Rituximab monotherapy has been associated with lower response rates in CLL when compared to other CD20 positive lymphoproliferative disorders, such as follicular lymphoma1. It has been hypothesized that the low level of expression of surface CD20 on CLL cells could be contributing to the inferior efficacy of rituximab monotherapy in this disease. Pre-clinical data, subsequently not reproduced in the in vivo setting2,3, indicate that the administration of GM-CSF to patients with CLL may enhance the effectiveness of rituximab by increasing the level of expression of surface CD20 antigen and potentiating rituximab- induced antibody-dependent cell-mediated cytotoxicity (ADCC) against CLL cells.3,4,6 Moreover, encouraging clinical data have been reported in patient with follicular lymphoma5,6, We, therefore, conducted a phase II trial assessing safety and efficacy of the combination of GM-CSF and rituximab in CLL and present here the results.
A total of 130 patients with CLL were treated in this multi-center phase II trial of the CLL Research Consortium between 10/2004 and 1/2007. Baseline characteristics are shown in Table 1. To be eligible for this study, patients were required to be at least 18 years or older, have adequate performance status, and renal and hepatic function.
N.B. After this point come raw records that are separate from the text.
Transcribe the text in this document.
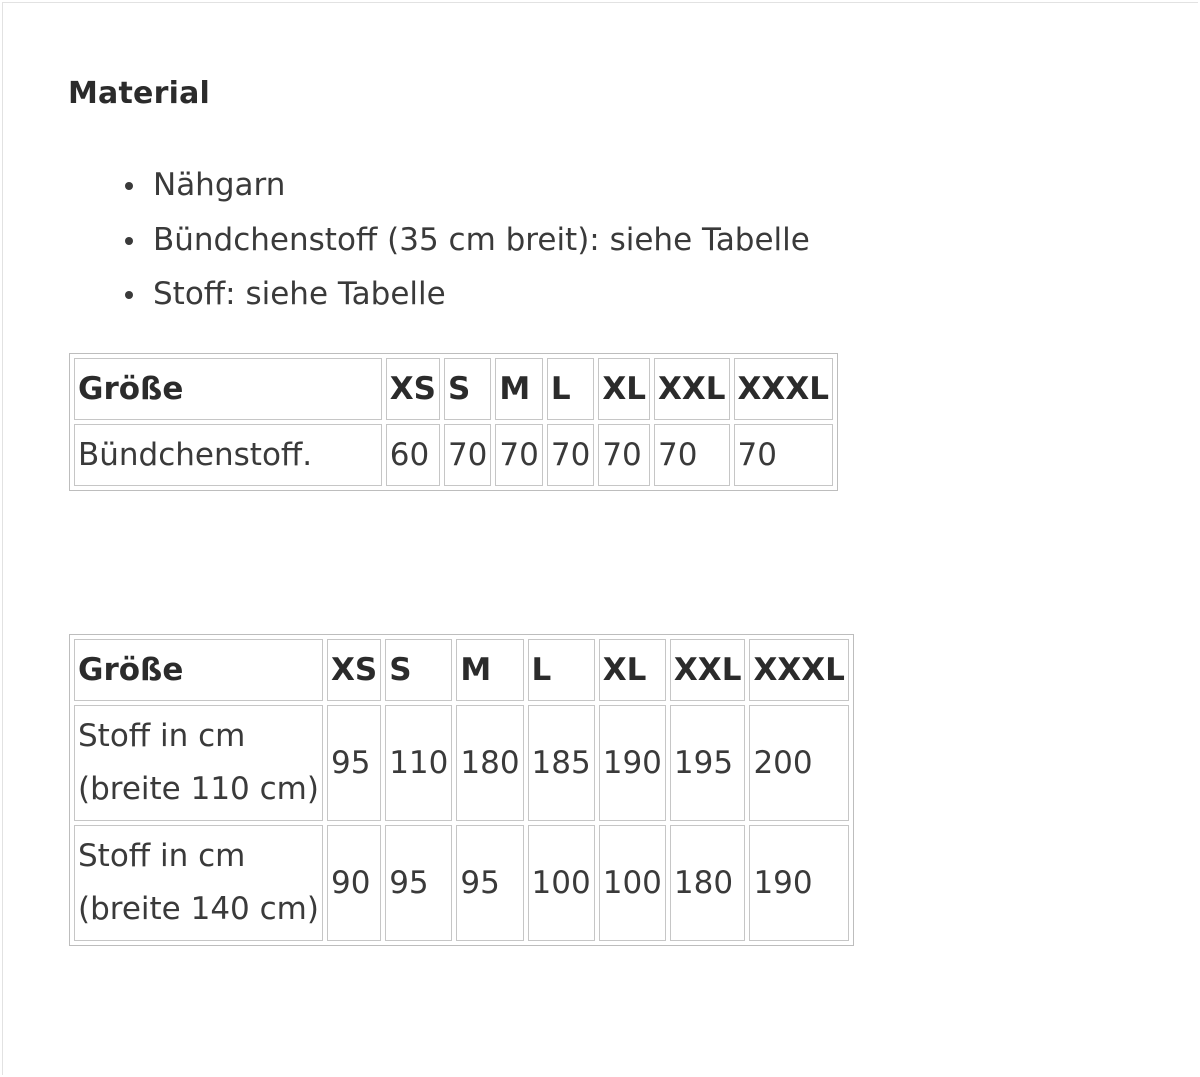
Material
Nähgarn
Bündchenstoff (35 cm breit): siehe Tabelle
Stoff: siehe Tabelle
Größe	XS	S	M	L	XL	XXL	XXXL
Bündchenstoff.	60	70	70	70	70	70	70
Größe	XS	S	M	L	XL	XXL	XXXL

Stoff in cm
(breite 110 cm)	95	110	180	185	190	195	200

Stoff in cm
(breite 140 cm)	90	95	95	100	100	180	190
The study included 3 groups: 1) patients age 70 years or older with indication for treatment according to 1996 National Cancer Institute-Working Group (NCI-WG) guidelines, who refused or were deemed unsuitable for chemoimmunotherapy; 2) patients with previously untreated B-cell CLL with Rai stage 0-II disease, deemed at moderate/high risk for progression based on high beta-2 microglobulin (≥ 3mg/dL) or moderate constitutional symptoms without standard indications for therapy initiation 3) patients with relapsed CLL. Among these, 52% had received a fludarabine-containing regimen and 14% were fludarabine-refractory.
Table 1.
Patient pretreatment characteristics
| Median [range], number (%) | |||
|---|---|---|---|
|
| |||
| Group 1 (n=40) | Group 2 (n=40) | Group 3 (n=50) | |
| Age, years | 73 [70-83] | 56.5 [34-70] | 68 [41-84] |
| Previous treatments | 0 | 0 | 2 [1-8] |
| B2M level, mg/L | 3.9 [1.5-7.2] | 2 [1.1-5] | 2.8 [1.5-8.3] |
| Rai stage 0-II | 25 (63%) | 40 (100%) | 36 (72%) |
| III-IV | 15 (37%) | 0 (0%) | 14 (28%) |
| CD38 positive (>30%) | 13/35 (37%) | 11 (28%) | 24/43 (56%) |
| ZAP70 positive (>20%) | 14/22 (64%) | 14/25 (56%) | 12/16 (75%) |
| IgHV mutation (<98%) | 16/38 (42%) | 20/34 (59%) | 16/41 (39%) |
| FISH 17p deletion | 5/34 (15%) | 0/37 (0%) | 8/38 (21%) |
| 11q deletion | 2/34 (5%) | 2/37 (5%) | 2/38 (5%) |
| Trisomy 12 | 7/34 (21%) | 9/37 (24%) | 7/38 (18%) |
| negative | 7/34 (21%) | 12/37 (32%) | 11/38 (29%) |
| 13q deletion | 13/34 (38%) | 14/37 (39%) | 10/38 (27%) |
B2M, beta-2-microglobulin; IgHV, immunoglobulin heavy chain variable gene; FISH, fluorescence in situ hybridization.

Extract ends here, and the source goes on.